Federated Identity Management
 Federated identity, or the ‘federation’ of identity, describes
the technologies, standards and use-cases which serve to
enable the portability of identity information across
otherwise autonomous security domains.
 The ultimate goal of identity federation is to enable users of
one domain to securely access data or systems of another
domain seamlessly, and without the need for completely
redundant user administration. Identity federation comes in
many flavors, including ‘user-controlled’ or ‘user-centric’
scenarios, as well as enterprise controlled or B2B scenarios.

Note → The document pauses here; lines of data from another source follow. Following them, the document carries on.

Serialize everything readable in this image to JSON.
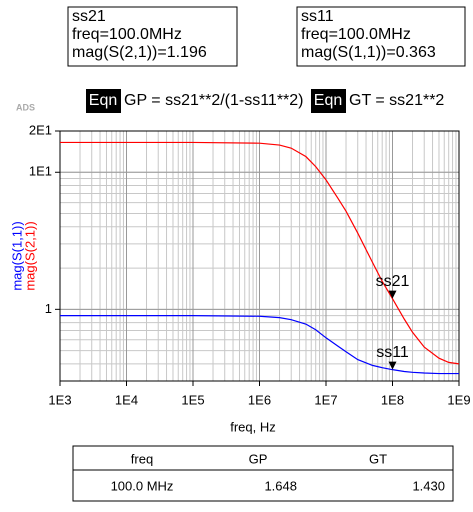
{
  "logo": "ADS",
  "chart_data": {
    "type": "line",
    "x": [
      1000,
      10000,
      100000,
      1000000,
      2000000,
      3000000,
      5000000,
      7000000,
      10000000,
      15000000,
      20000000,
      30000000,
      50000000,
      70000000,
      100000000,
      150000000,
      200000000,
      300000000,
      500000000,
      700000000,
      1000000000
    ],
    "series": [
      {
        "name": "mag(S(1,1))",
        "color": "#0000ff",
        "values": [
          0.9,
          0.9,
          0.9,
          0.89,
          0.87,
          0.84,
          0.78,
          0.71,
          0.62,
          0.54,
          0.49,
          0.43,
          0.39,
          0.375,
          0.363,
          0.352,
          0.347,
          0.343,
          0.34,
          0.34,
          0.34
        ]
      },
      {
        "name": "mag(S(2,1))",
        "color": "#ff0000",
        "values": [
          16.5,
          16.5,
          16.5,
          16.3,
          15.8,
          15,
          13,
          11,
          8.8,
          6.5,
          5.2,
          3.6,
          2.2,
          1.6,
          1.196,
          0.85,
          0.68,
          0.53,
          0.44,
          0.41,
          0.4
        ]
      }
    ],
    "x_label": "freq, Hz",
    "xlim": [
      1000,
      1000000000
    ],
    "ylim": [
      0.3,
      20
    ],
    "x_log": true,
    "y_log": true,
    "grid": true,
    "xticks": [
      {
        "value": 1000,
        "label": "1E3"
      },
      {
        "value": 10000,
        "label": "1E4"
      },
      {
        "value": 100000,
        "label": "1E5"
      },
      {
        "value": 1000000,
        "label": "1E6"
      },
      {
        "value": 10000000,
        "label": "1E7"
      },
      {
        "value": 100000000,
        "label": "1E8"
      },
      {
        "value": 1000000000,
        "label": "1E9"
      }
    ],
    "yticks": [
      {
        "value": 20,
        "label": "2E1"
      },
      {
        "value": 10,
        "label": "1E1"
      },
      1
    ],
    "markers": [
      {
        "name": "ss21",
        "readout": [
          "ss21",
          "freq=100.0MHz",
          "mag(S(2,1))=1.196"
        ],
        "x": 100000000,
        "y": 1.196
      },
      {
        "name": "ss11",
        "readout": [
          "ss11",
          "freq=100.0MHz",
          "mag(S(1,1))=0.363"
        ],
        "x": 100000000,
        "y": 0.363
      }
    ],
    "equations": [
      {
        "badge": "Eqn",
        "text": "GP = ss21**2/(1-ss11**2)"
      },
      {
        "badge": "Eqn",
        "text": "GT = ss21**2"
      }
    ]
  },
  "table": {
    "header": [
      "freq",
      "GP",
      "GT"
    ],
    "rows": [
      [
        "100.0 MHz",
        "1.648",
        "1.430"
      ]
    ]
  }
}
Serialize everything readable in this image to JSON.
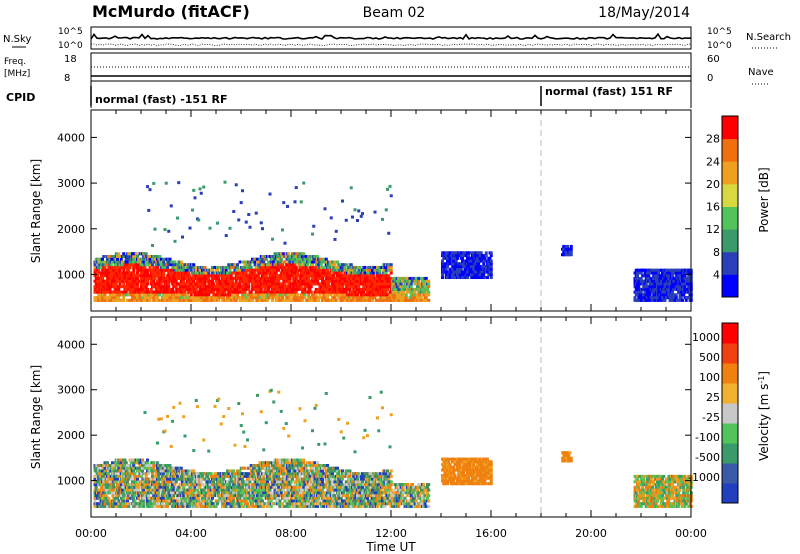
{
  "header": {
    "station": "McMurdo (fitACF)",
    "beam": "Beam 02",
    "date": "18/May/2014"
  },
  "panels": {
    "noise": {
      "left_label": "N.Sky",
      "left_ticks": [
        "10^5",
        "10^0"
      ],
      "right_ticks": [
        "10^5",
        "10^0"
      ],
      "right_label": "N.Search"
    },
    "freq": {
      "left_label_line1": "Freq.",
      "left_label_line2": "[MHz]",
      "left_ticks": [
        "18",
        "8"
      ],
      "right_ticks": [
        "60",
        "0"
      ],
      "right_label": "Nave"
    },
    "cpid": {
      "label": "CPID",
      "entries": [
        "normal (fast) -151 RF",
        "normal (fast) 151 RF"
      ]
    }
  },
  "chart_data": [
    {
      "type": "heatmap",
      "name": "power",
      "xlabel": "",
      "ylabel": "Slant Range [km]",
      "y_ticks": [
        "1000",
        "2000",
        "3000",
        "4000"
      ],
      "ylim": [
        200,
        4600
      ],
      "xlim": [
        0,
        24
      ],
      "colorbar": {
        "label": "Power [dB]",
        "ticks": [
          "4",
          "8",
          "12",
          "16",
          "20",
          "24",
          "28"
        ],
        "colors": [
          "#0000ff",
          "#2a3fb8",
          "#3a9a6a",
          "#52c45a",
          "#d8d840",
          "#f0a020",
          "#f07010",
          "#ff0000"
        ]
      },
      "cpid_change_hour": 18
    },
    {
      "type": "heatmap",
      "name": "velocity",
      "xlabel": "Time UT",
      "ylabel": "Slant Range [km]",
      "y_ticks": [
        "1000",
        "2000",
        "3000",
        "4000"
      ],
      "ylim": [
        200,
        4600
      ],
      "xlim": [
        0,
        24
      ],
      "x_ticks": [
        "00:00",
        "04:00",
        "08:00",
        "12:00",
        "16:00",
        "20:00",
        "00:00"
      ],
      "colorbar": {
        "label": "Velocity [m s",
        "label_sup": "-1",
        "label_end": "]",
        "ticks": [
          "1000",
          "500",
          "100",
          "25",
          "-25",
          "-100",
          "-500",
          "-1000"
        ],
        "colors": [
          "#2040c0",
          "#3a5aa8",
          "#3a9a6a",
          "#52c45a",
          "#c8c8c8",
          "#f0b030",
          "#f08010",
          "#f04010",
          "#ff0000"
        ]
      },
      "cpid_change_hour": 18
    }
  ]
}
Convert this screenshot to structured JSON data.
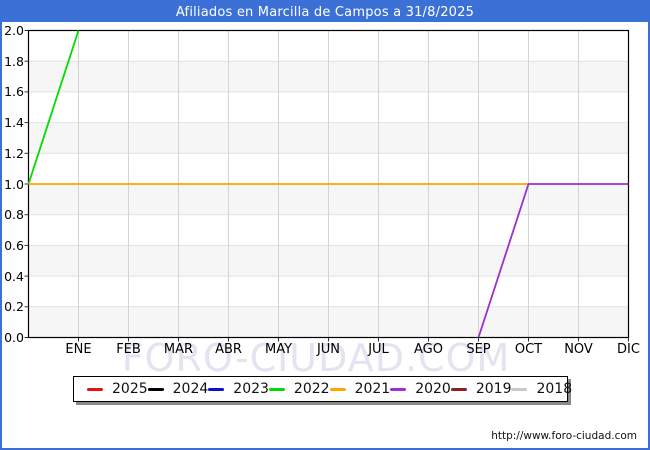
{
  "window": {
    "title": "Afiliados en Marcilla de Campos a 31/8/2025"
  },
  "watermark": "FORO-CIUDAD.COM",
  "footer": {
    "url": "http://www.foro-ciudad.com"
  },
  "colors": {
    "accent_blue": "#3b71d6",
    "plot_border": "#000000",
    "band_gray": "#f6f6f6",
    "grid_vertical": "#d4d4d4",
    "grid_horizontal": "#e2e2e2",
    "tick": "#333333",
    "watermark": "#e4e3f2"
  },
  "chart_data": {
    "type": "line",
    "title": "Afiliados en Marcilla de Campos a 31/8/2025",
    "xlabel": "",
    "ylabel": "",
    "categories": [
      "ENE",
      "FEB",
      "MAR",
      "ABR",
      "MAY",
      "JUN",
      "JUL",
      "AGO",
      "SEP",
      "OCT",
      "NOV",
      "DIC"
    ],
    "y_ticks": [
      "2.0",
      "1.8",
      "1.6",
      "1.4",
      "1.2",
      "1.0",
      "0.8",
      "0.6",
      "0.4",
      "0.2",
      "0.0"
    ],
    "ylim": [
      0,
      2
    ],
    "grid": true,
    "legend_position": "bottom",
    "x_axis_note": "x: 0 = borde izquierdo del eje, 1-12 = ENE-DIC",
    "series": [
      {
        "name": "2025",
        "color": "#e81010",
        "points": []
      },
      {
        "name": "2024",
        "color": "#000000",
        "points": []
      },
      {
        "name": "2023",
        "color": "#1010d0",
        "points": []
      },
      {
        "name": "2022",
        "color": "#00dd00",
        "points": [
          [
            0,
            1
          ],
          [
            1,
            2
          ]
        ]
      },
      {
        "name": "2021",
        "color": "#ffa500",
        "points": [
          [
            0,
            1
          ],
          [
            10,
            1
          ]
        ]
      },
      {
        "name": "2020",
        "color": "#9c2fd0",
        "points": [
          [
            9,
            0
          ],
          [
            10,
            1
          ],
          [
            12,
            1
          ]
        ]
      },
      {
        "name": "2019",
        "color": "#8b2020",
        "points": []
      },
      {
        "name": "2018",
        "color": "#c8c8c8",
        "points": []
      }
    ]
  }
}
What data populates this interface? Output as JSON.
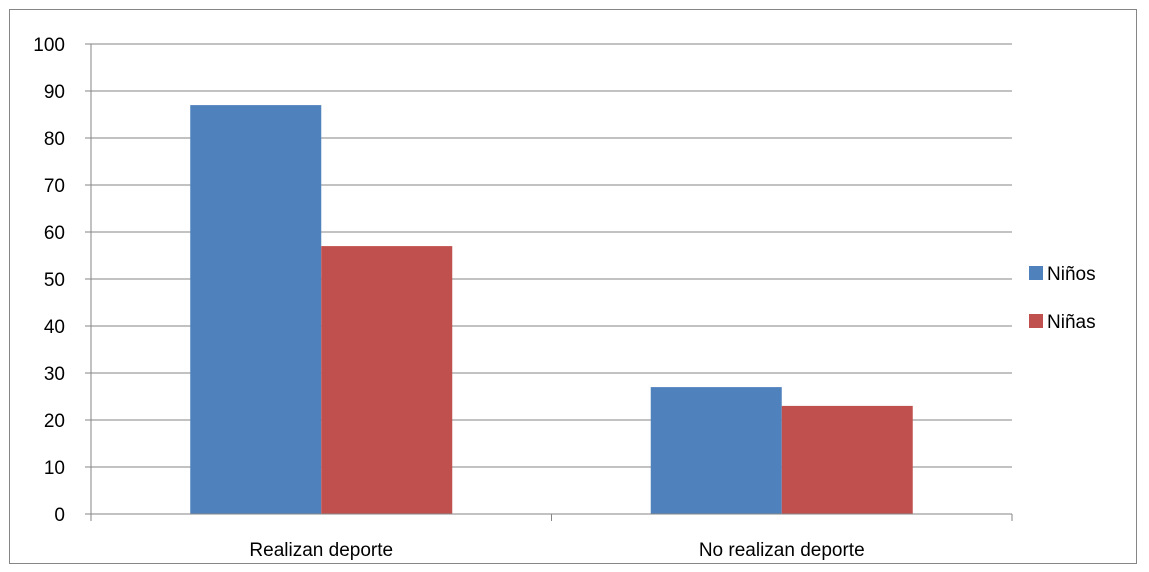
{
  "chart_data": {
    "type": "bar",
    "title": "",
    "xlabel": "",
    "ylabel": "",
    "categories": [
      "Realizan deporte",
      "No realizan deporte"
    ],
    "series": [
      {
        "name": "Niños",
        "values": [
          87,
          27
        ],
        "color": "#4F81BD"
      },
      {
        "name": "Niñas",
        "values": [
          57,
          23
        ],
        "color": "#C0504D"
      }
    ],
    "ylim": [
      0,
      100
    ],
    "yticks": [
      0,
      10,
      20,
      30,
      40,
      50,
      60,
      70,
      80,
      90,
      100
    ],
    "grid": true,
    "legend_position": "right"
  }
}
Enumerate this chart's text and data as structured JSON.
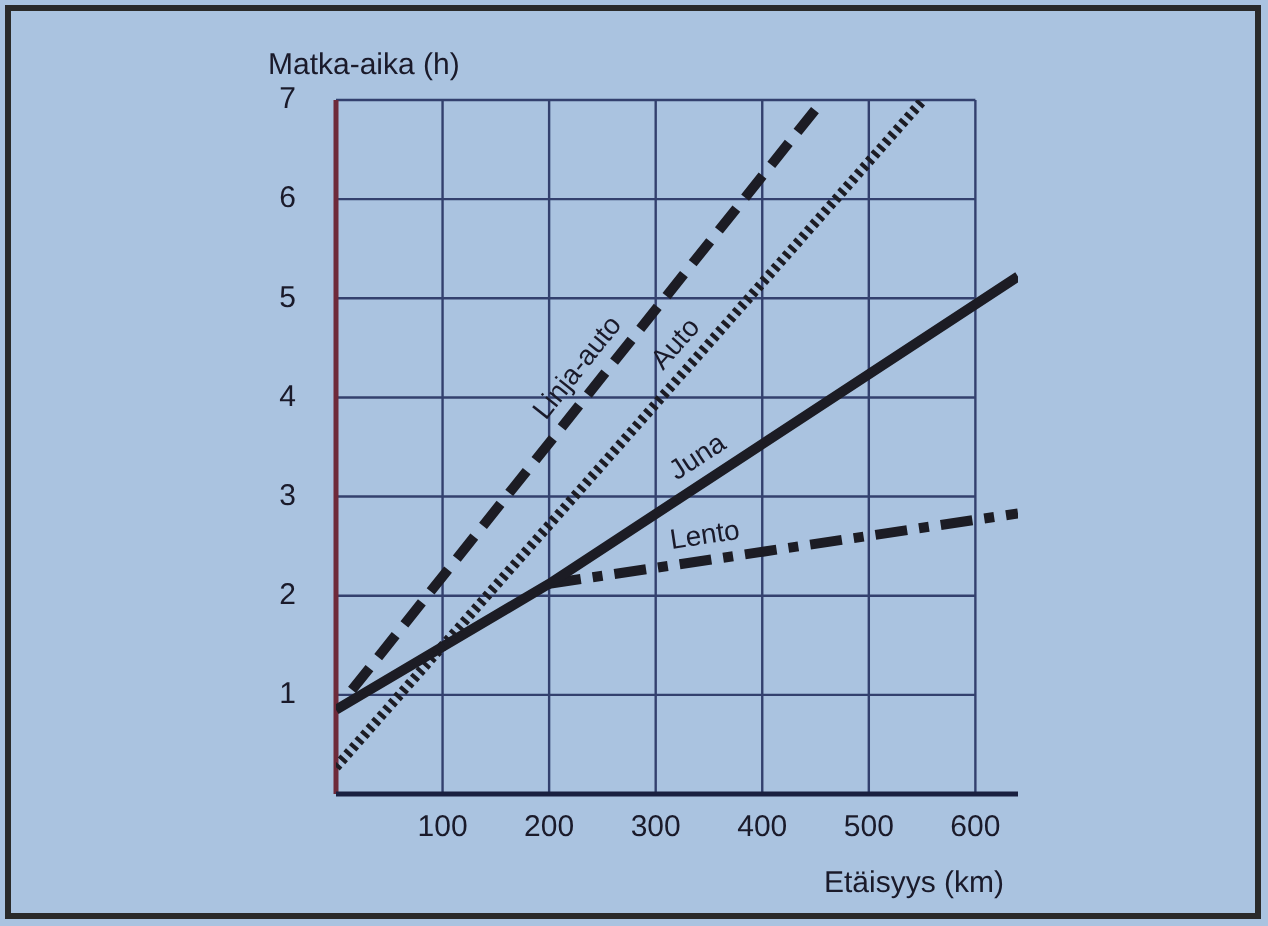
{
  "chart_data": {
    "type": "line",
    "xlabel": "Etäisyys (km)",
    "ylabel": "Matka-aika (h)",
    "xlim": [
      0,
      640
    ],
    "xticks": [
      {
        "value": 0,
        "label": null
      },
      100,
      200,
      300,
      400,
      500,
      600
    ],
    "ylim": [
      0,
      7
    ],
    "yticks": [
      {
        "value": 0,
        "label": null
      },
      1,
      2,
      3,
      4,
      5,
      6,
      7
    ],
    "grid": true,
    "legend": false,
    "marker": "none",
    "series": [
      {
        "name": "Linja-auto",
        "color": "#1c1c24",
        "line_style": "dashed",
        "x": [
          15,
          457
        ],
        "values": [
          1.05,
          7
        ]
      },
      {
        "name": "Auto",
        "color": "#1c1c24",
        "line_style": "dotted",
        "x": [
          0,
          551
        ],
        "values": [
          0.27,
          7
        ]
      },
      {
        "name": "Juna",
        "color": "#1c1c24",
        "line_style": "solid",
        "x": [
          0,
          200,
          640
        ],
        "values": [
          0.85,
          2.12,
          5.22
        ]
      },
      {
        "name": "Lento",
        "color": "#1c1c24",
        "line_style": "dashdot",
        "x": [
          200,
          640
        ],
        "values": [
          2.12,
          2.83
        ]
      }
    ]
  }
}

Federated Identity Management
 Federation is enabled through the use of open industry
standards and/or openly published specifications, such that
multiple parties can achieve interoperability for common use
cases.
 Typical use-cases involve things such as cross-domain, web-
based single sign-on, cross-domain user account
provisioning, cross-domain entitlement management and
cross-domain user attribute exchange.
Federated Identity Management
 Use of identity federation standards can reduce cost by
eliminating the need to scale one-off or proprietary solutions.
 It can increase security and lower risk by enabling an
organization to identify and authenticate a user once, and
then use that identity information across multiple systems,
including external partner websites.
 It can improve privacy compliance by allowing the user to
control what information is shared, or by limiting the amount
of information shared.
 It can drastically improve the end-user experience by
eliminating the need for new account registration through
automatic ‘federated provisioning’ or the need to redundantly
login through cross-domain single sign-on.
Federated Identity Management
 Leading enterprises around the world have deployed identity
federation to get closer with partners, improve customer
service, accelerate execution of business partnerships and
alliances, cut cost and complexity of integrating outsourced
services, and free themselves from vendor lock-in.
 End-users and consumer focused web sites are now
beginning to engage in identity federation through the
adoption of OpenID, which is an open source specification
for enabling federation use-cases.
Federated Identity Management
 The notion of identity federation is extremely broad, and also
evolving. It could involve user-to-user, user-to-application as
well as application-to-application use-case scenarios at both
the browser tier as well as the web services or SOA (serviceoriented architecture) tier.
 It can involve high-trust, high-security scenarios as well as
low-trust, low security scenarios. The levels of identity
assurance that may be required for a given scenario are also
being standardized through a common and open Identity
Assurance Framework.
 It can involve user-centric use-cases, as well as enterprise-
centric use-cases. The term ‘identity federation’ is by design,
a generic term, and is not bound to any one specific protocol,
technology, implementation or company.
Federated Identity Management
 One thing that is consistent, however, is the fact that
‘federation’ does describe methods of identity portability
which are achieved in an open, often standards-based
manner – meaning anyone adhering to the open specification
or standard can achieve the full spectrum of use-cases and
interoperability.
 Identity federation can be accomplished any number of ways,
some of which involve the use of formal Internet standards,
such as the OASIS SAML specification, and some of which
may involve open source technologies and/or other openly
published specifications, (e.g. Information Cards, OpenID,
the Higgins trust framework or Novell’s Bandit project).